In this week’s New York Times Sunday Book Review, Max Rodenbeck has an essay on two recent books on Islam: Faith and Power: Religion and Politics in the Middle East, by Bernard Lewis, and Muhammad and the Believers: At the Origins of Islam, by Fred M. Donner.
Rodenbeck suggests that these two works, though both published quite recently, are representative of two very different approaches to the history of Islam. Lewis, who is known to many of us younger scholars of religion as the chief interlocutor of Edward Said, betrays his age (and politics) in his not-so-subtly false statements about the history of the state of Israel, for instance, whereas Donner is far more nuanced, and successfully de-links political formations and theology.
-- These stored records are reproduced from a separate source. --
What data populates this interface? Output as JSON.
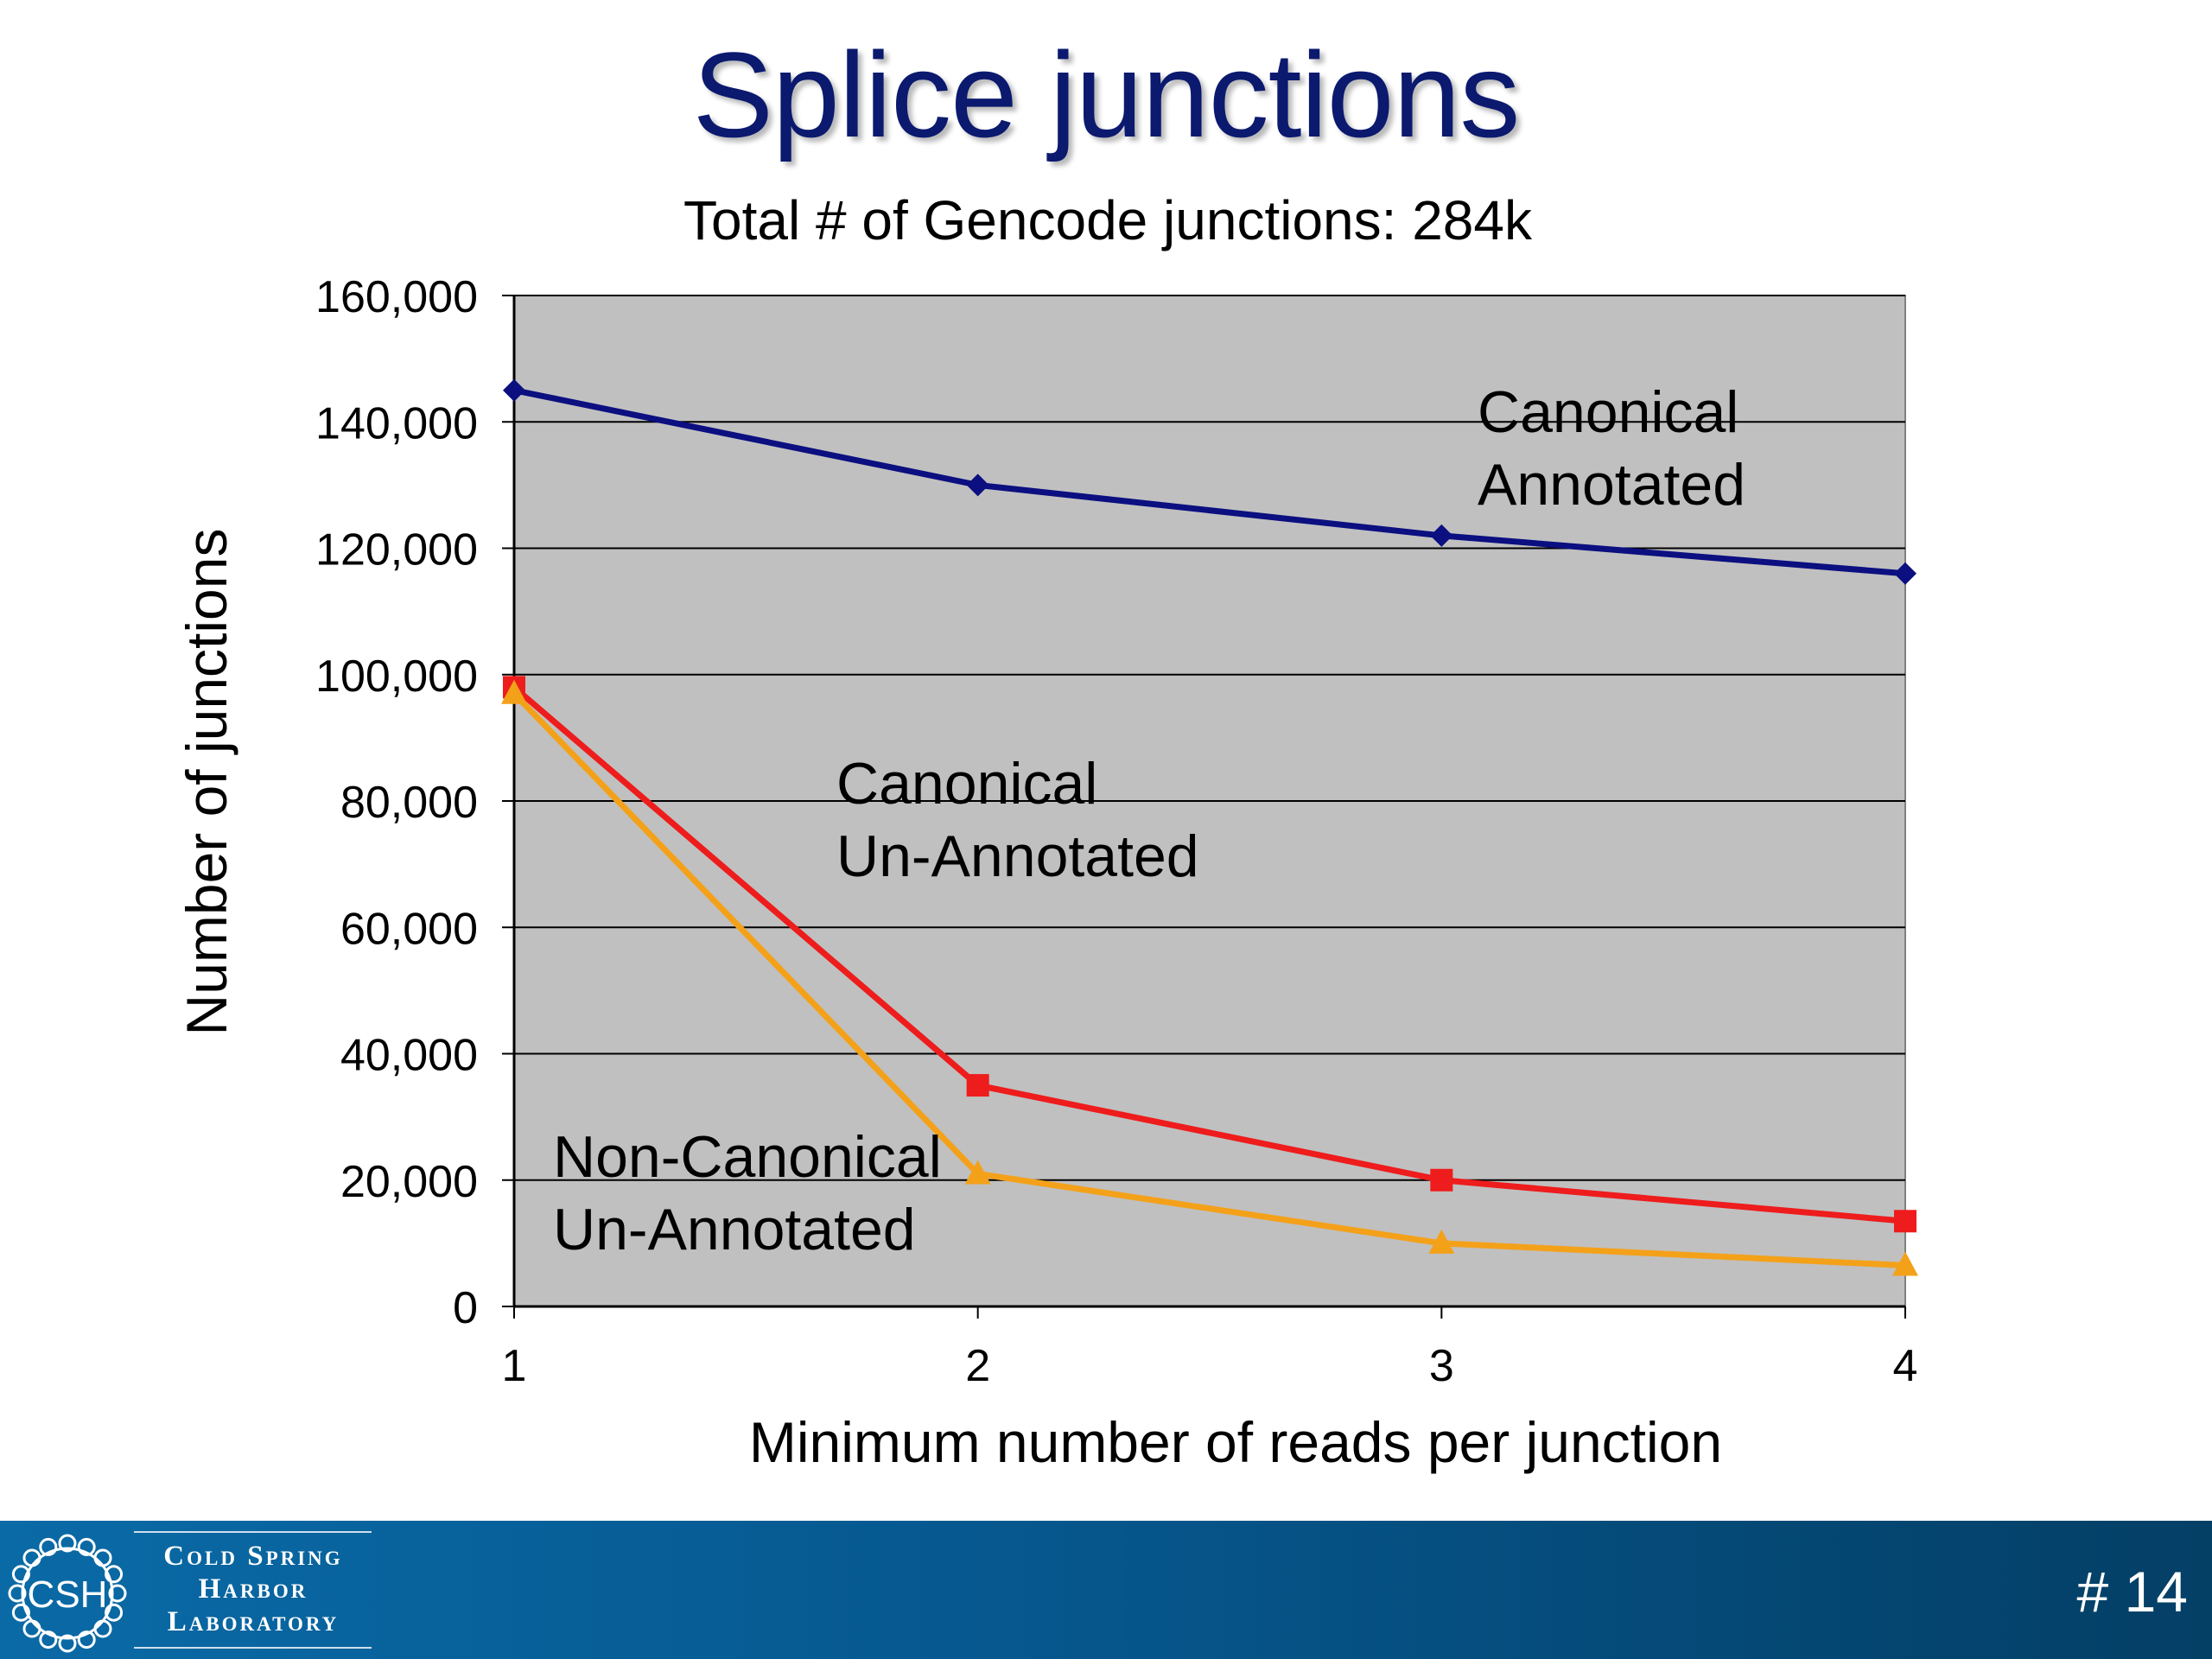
{
  "slide": {
    "title": "Splice junctions",
    "page_number": "# 14"
  },
  "footer": {
    "logo": {
      "mark_text": "CSH",
      "line1": "Cold Spring",
      "line2": "Harbor",
      "line3": "Laboratory"
    }
  },
  "colors": {
    "title": "#0b1a6e",
    "plot_background": "#c0c0c0",
    "canonical_annotated": "#0b0f80",
    "canonical_unannotated": "#ee1c1c",
    "noncanonical_unannotated": "#f4a11a"
  },
  "chart_data": {
    "type": "line",
    "title": "Total # of Gencode junctions: 284k",
    "xlabel": "Minimum number of reads per junction",
    "ylabel": "Number of junctions",
    "x": [
      1,
      2,
      3,
      4
    ],
    "x_tick_labels": [
      "1",
      "2",
      "3",
      "4"
    ],
    "ylim": [
      0,
      160000
    ],
    "y_ticks": [
      0,
      20000,
      40000,
      60000,
      80000,
      100000,
      120000,
      140000,
      160000
    ],
    "y_tick_labels": [
      "0",
      "20,000",
      "40,000",
      "60,000",
      "80,000",
      "100,000",
      "120,000",
      "140,000",
      "160,000"
    ],
    "grid": true,
    "series": [
      {
        "name": "Canonical Annotated",
        "label_lines": [
          "Canonical",
          "Annotated"
        ],
        "values": [
          145000,
          130000,
          122000,
          116000
        ],
        "marker": "diamond",
        "color": "#0b0f80"
      },
      {
        "name": "Canonical Un-Annotated",
        "label_lines": [
          "Canonical",
          "Un-Annotated"
        ],
        "values": [
          98000,
          35000,
          20000,
          13500
        ],
        "marker": "square",
        "color": "#ee1c1c"
      },
      {
        "name": "Non-Canonical Un-Annotated",
        "label_lines": [
          "Non-Canonical",
          "Un-Annotated"
        ],
        "values": [
          97000,
          21000,
          10000,
          6500
        ],
        "marker": "triangle",
        "color": "#f4a11a"
      }
    ]
  }
}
As Rodenbeck writes:
This more sophisticated reading of history explains Islam not as a static doctrine, but as one that evolved from an ecumenical, syncretic, pietist and millenarian cult into a more dogmatic and exclusivist faith. In contrast to Lewis, who depicts Islam as aggressive from the start, Donner shows that contemporary followers of other religions initially, and perhaps even for several generations, regarded Islam as an open-minded and not specially threatening movement with universalist aspirations. A Nestorian Christian patriarch writing to a bishop in A.D. 647 testified not only that his new Muslim rulers were peaceable, but also that they honored priests and bestowed monasteries with gifts. An Armenian bishop recorded around A.D. 660 that the first governor of Muslim Jerusalem was Jewish.